The core algorithm is consistent across languages:

  1. Unicode normalization (NFKD) decomposes accented characters into base + combining mark, allowing removal of diacritics
  2. Lowercasing ensures case-insensitive URLs
  3. Strip special characters except alphanumeric, hyphens, and spaces
  4. Collapse separators into single hyphens and trim leading/trailing ones

This produces ASCII-only, lowercase, hyphen-delimited strings that are safe for URLs, filenames, and IDs.

Variants

TechnologyLibraryApproachNotes
Pythonpython-slugifyslugify()Handles unicode, supports language-specific rules
Pythonunicodedata + reManualNo dependencies, full control
JavaScriptslugifyslugify()Lightweight, supports custom replacements
JavaScriptManualnormalize() + regexZero dependencies
Javaslugify (Maven)SlugifySupports custom replacements and language rules
JavaNormalizer + regexManualBuilt-in JDK, no external deps

Best Practices

  • Always normalize Unicode before stripping accents to handle é, ñ, 中文 correctly
  • Enforce maximum length (e.g., 100 characters) to prevent URL bloat and database issues
  • Check for uniqueness against existing slugs in your database; append -2, -3 if needed
  • Avoid trailing/leading hyphens that look unprofessional and may break relative URL resolution
  • Use lowercase exclusively; URLs are case-sensitive on most Unix servers

Common Mistakes

  • Stripping accents without NFKD normalization: é stays as é instead of becoming e
  • Allowing reserved URL characters: #, %, ?, & have special meaning in URLs and must be removed
  • Not limiting slug length: Extremely long slugs hurt readability and may exceed database column limits
  • Ignoring duplicate slugs: Two articles with the same title will collide without a uniqueness strategy
  • Translating instead of transliterating: Translating “hello” to Spanish is not the same as making it URL-safe

Frequently Asked Questions

How do I handle completely non-Latin scripts like Chinese or Arabic?

For Chinese, use Pinyin romanization libraries (pypinyin in Python, pinyin in JS). For Arabic, Persian, or Cyrillic, use transliteration libraries (unidecode, transliteration). As a fallback, generate a random ID or use a numeric suffix.

Should slugs be unique globally or per user?

It depends on your URL structure.
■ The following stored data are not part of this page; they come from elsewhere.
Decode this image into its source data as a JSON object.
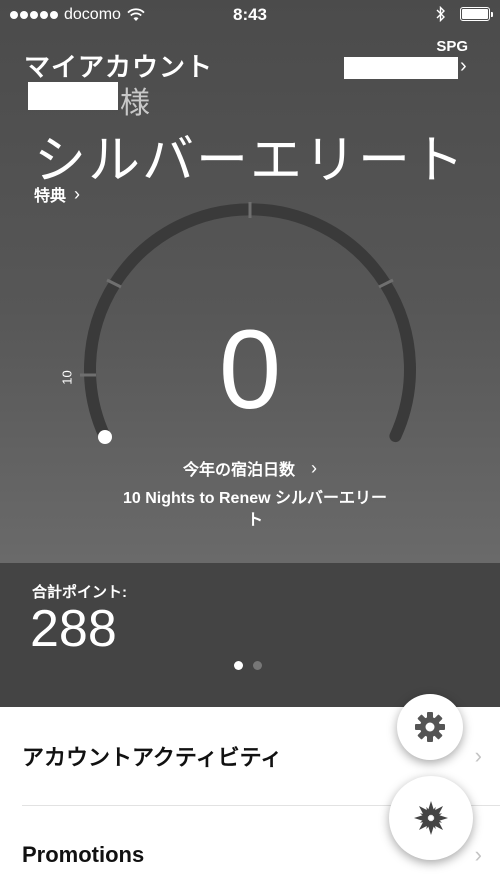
{
  "status_bar": {
    "carrier": "docomo",
    "time": "8:43"
  },
  "header": {
    "account_label": "マイアカウント",
    "honorific": "様",
    "spg_label": "SPG",
    "tier_name": "シルバーエリート",
    "benefits_label": "特典"
  },
  "gauge": {
    "nights_value": "0",
    "tick_label": "10",
    "nights_label": "今年の宿泊日数",
    "renew_text": "10 Nights to Renew シルバーエリート",
    "progress": 0
  },
  "points": {
    "label": "合計ポイント:",
    "value": "288"
  },
  "pager": {
    "page_count": 2,
    "active_page": 1
  },
  "list": {
    "items": [
      {
        "label": "アカウントアクティビティ"
      },
      {
        "label": "Promotions"
      }
    ]
  },
  "icons": {
    "settings": "gear-icon",
    "main": "starburst-icon",
    "chevron": "chevron-right-icon"
  },
  "colors": {
    "background_dark": "#4a4a4a",
    "points_bg": "#444444",
    "list_bg": "#ffffff"
  }
}
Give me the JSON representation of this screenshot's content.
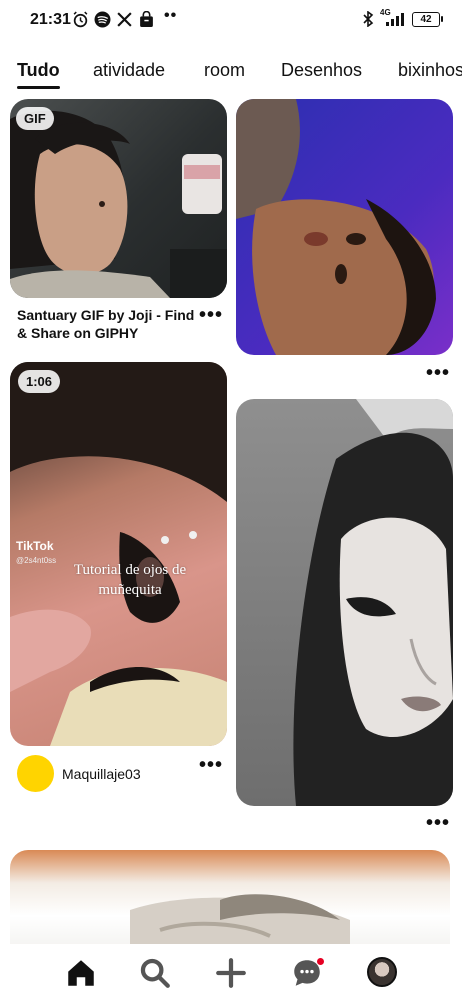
{
  "status_bar": {
    "time": "21:31",
    "icons": [
      "alarm-icon",
      "spotify-icon",
      "x-icon",
      "shopping-bag-icon"
    ],
    "overflow": "••",
    "right_icons": [
      "bluetooth-icon",
      "signal-4g-icon"
    ],
    "network": "4G",
    "battery": "42"
  },
  "tabs": [
    {
      "label": "Tudo",
      "active": true
    },
    {
      "label": "atividade",
      "active": false
    },
    {
      "label": "room",
      "active": false
    },
    {
      "label": "Desenhos",
      "active": false
    },
    {
      "label": "bixinhos",
      "active": false
    }
  ],
  "pins": {
    "giphy": {
      "badge": "GIF",
      "title": "Santuary GIF by Joji - Find & Share on GIPHY",
      "more": "•••"
    },
    "purple_portrait": {
      "more": "•••"
    },
    "tutorial": {
      "badge": "1:06",
      "tiktok_label": "TikTok",
      "tiktok_user": "@2s4nt0ss",
      "overlay_text": "Tutorial de ojos de muñequita",
      "creator": "Maquillaje03",
      "more": "•••"
    },
    "bw_portrait": {
      "more": "•••"
    },
    "bottom_pin": {}
  },
  "bottom_nav": {
    "items": [
      "home-icon",
      "search-icon",
      "create-icon",
      "messages-icon",
      "profile-icon"
    ],
    "active": "home-icon",
    "notification_color": "#e60023"
  },
  "colors": {
    "accent": "#e60023",
    "text": "#111111",
    "avatar": "#ffd400"
  }
}
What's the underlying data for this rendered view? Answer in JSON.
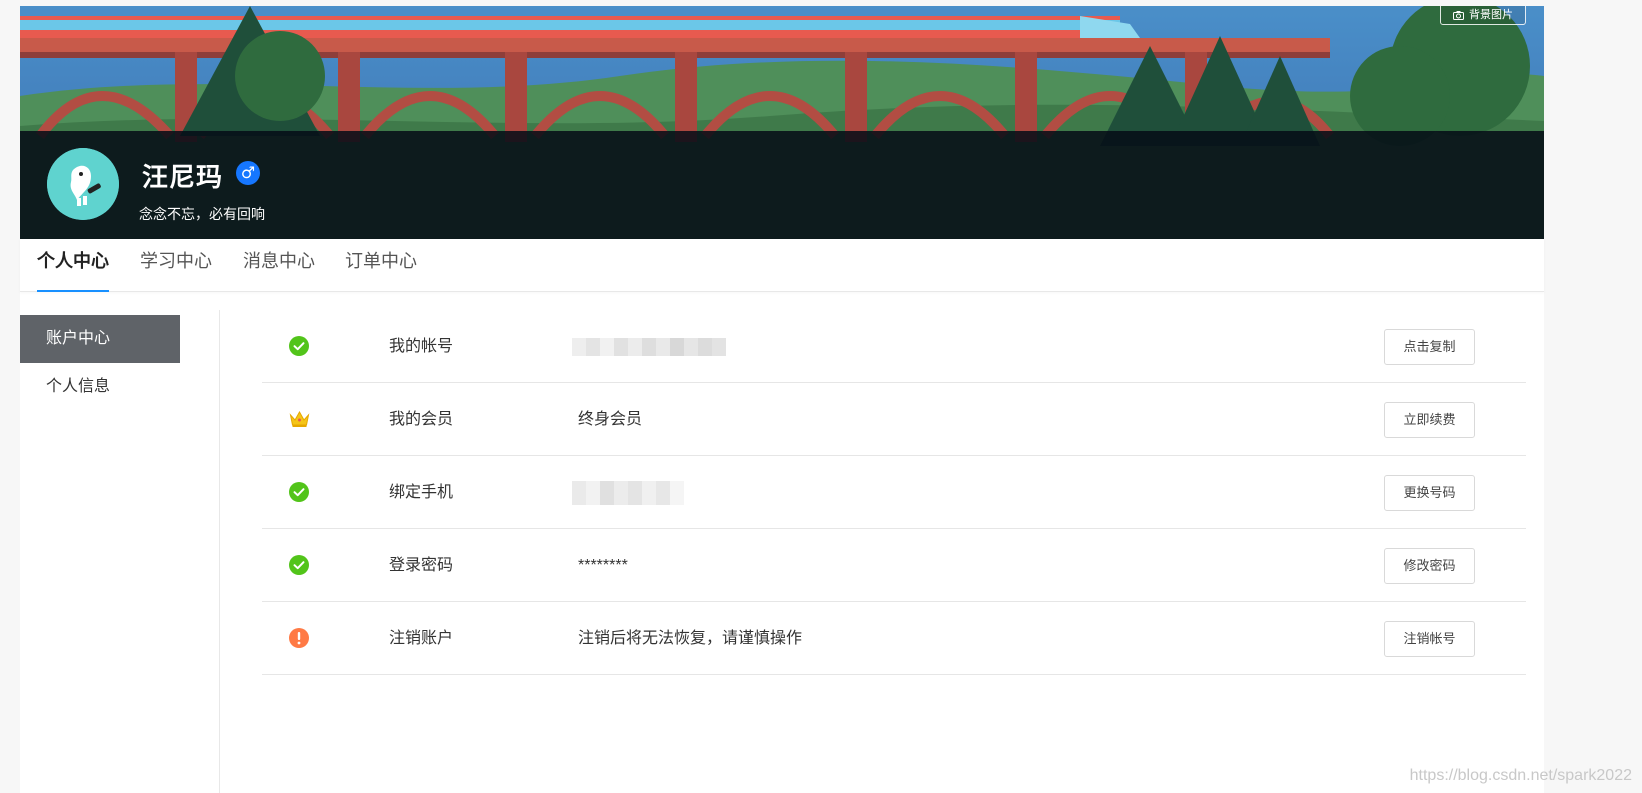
{
  "header": {
    "bg_button_label": "背景图片",
    "username": "汪尼玛",
    "gender_symbol": "♂",
    "motto": "念念不忘，必有回响"
  },
  "tabs": [
    {
      "label": "个人中心",
      "active": true
    },
    {
      "label": "学习中心",
      "active": false
    },
    {
      "label": "消息中心",
      "active": false
    },
    {
      "label": "订单中心",
      "active": false
    }
  ],
  "sidebar": {
    "items": [
      {
        "label": "账户中心",
        "active": true
      },
      {
        "label": "个人信息",
        "active": false
      }
    ]
  },
  "account": {
    "rows": [
      {
        "icon": "check-circle-icon",
        "label": "我的帐号",
        "value": "",
        "masked": true,
        "action": "点击复制"
      },
      {
        "icon": "crown-icon",
        "label": "我的会员",
        "value": "终身会员",
        "masked": false,
        "action": "立即续费"
      },
      {
        "icon": "check-circle-icon",
        "label": "绑定手机",
        "value": "",
        "masked": true,
        "action": "更换号码"
      },
      {
        "icon": "check-circle-icon",
        "label": "登录密码",
        "value": "********",
        "masked": false,
        "action": "修改密码"
      },
      {
        "icon": "warning-circle-icon",
        "label": "注销账户",
        "value": "注销后将无法恢复，请谨慎操作",
        "masked": false,
        "action": "注销帐号"
      }
    ]
  },
  "watermark": "https://blog.csdn.net/spark2022",
  "colors": {
    "accent": "#1890ff",
    "success": "#52c41a",
    "warning": "#ff7a45",
    "crown": "#f5c518",
    "sidebar_active_bg": "#5f6368",
    "avatar_bg": "#5fd3cf"
  }
}
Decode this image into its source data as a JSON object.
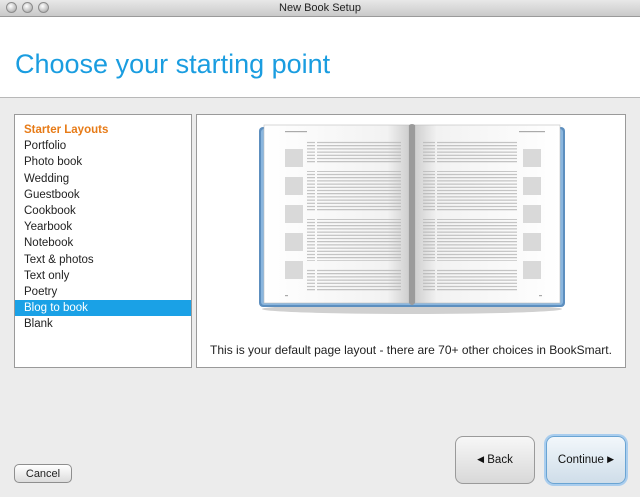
{
  "window": {
    "title": "New Book Setup"
  },
  "header": {
    "title": "Choose your starting point"
  },
  "sidebar": {
    "items": [
      {
        "label": "Starter Layouts",
        "type": "heading"
      },
      {
        "label": "Portfolio"
      },
      {
        "label": "Photo book"
      },
      {
        "label": "Wedding"
      },
      {
        "label": "Guestbook"
      },
      {
        "label": "Cookbook"
      },
      {
        "label": "Yearbook"
      },
      {
        "label": "Notebook"
      },
      {
        "label": "Text & photos"
      },
      {
        "label": "Text only"
      },
      {
        "label": "Poetry"
      },
      {
        "label": "Blog to book",
        "selected": true
      },
      {
        "label": "Blank"
      }
    ]
  },
  "preview": {
    "caption": "This is your default page layout - there are 70+ other choices in BookSmart."
  },
  "buttons": {
    "cancel": "Cancel",
    "back": "Back",
    "continue": "Continue"
  },
  "icons": {
    "back": "left-triangle-icon",
    "continue": "right-triangle-icon"
  },
  "colors": {
    "title": "#1a9de0",
    "heading": "#e77b17",
    "selection": "#1aa1e6"
  }
}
If URLs are /posts/:slug, slugs must be globally unique. If they are /:username/:slug, uniqueness only needs to be enforced per user. Always index the slug column for fast lookups.

Can I change a slug after publishing?

Changing slugs breaks existing links and bookmarks. If you must change a slug, implement a 301 redirect from the old slug to the new one. Store the old slug in a redirects table to preserve SEO value.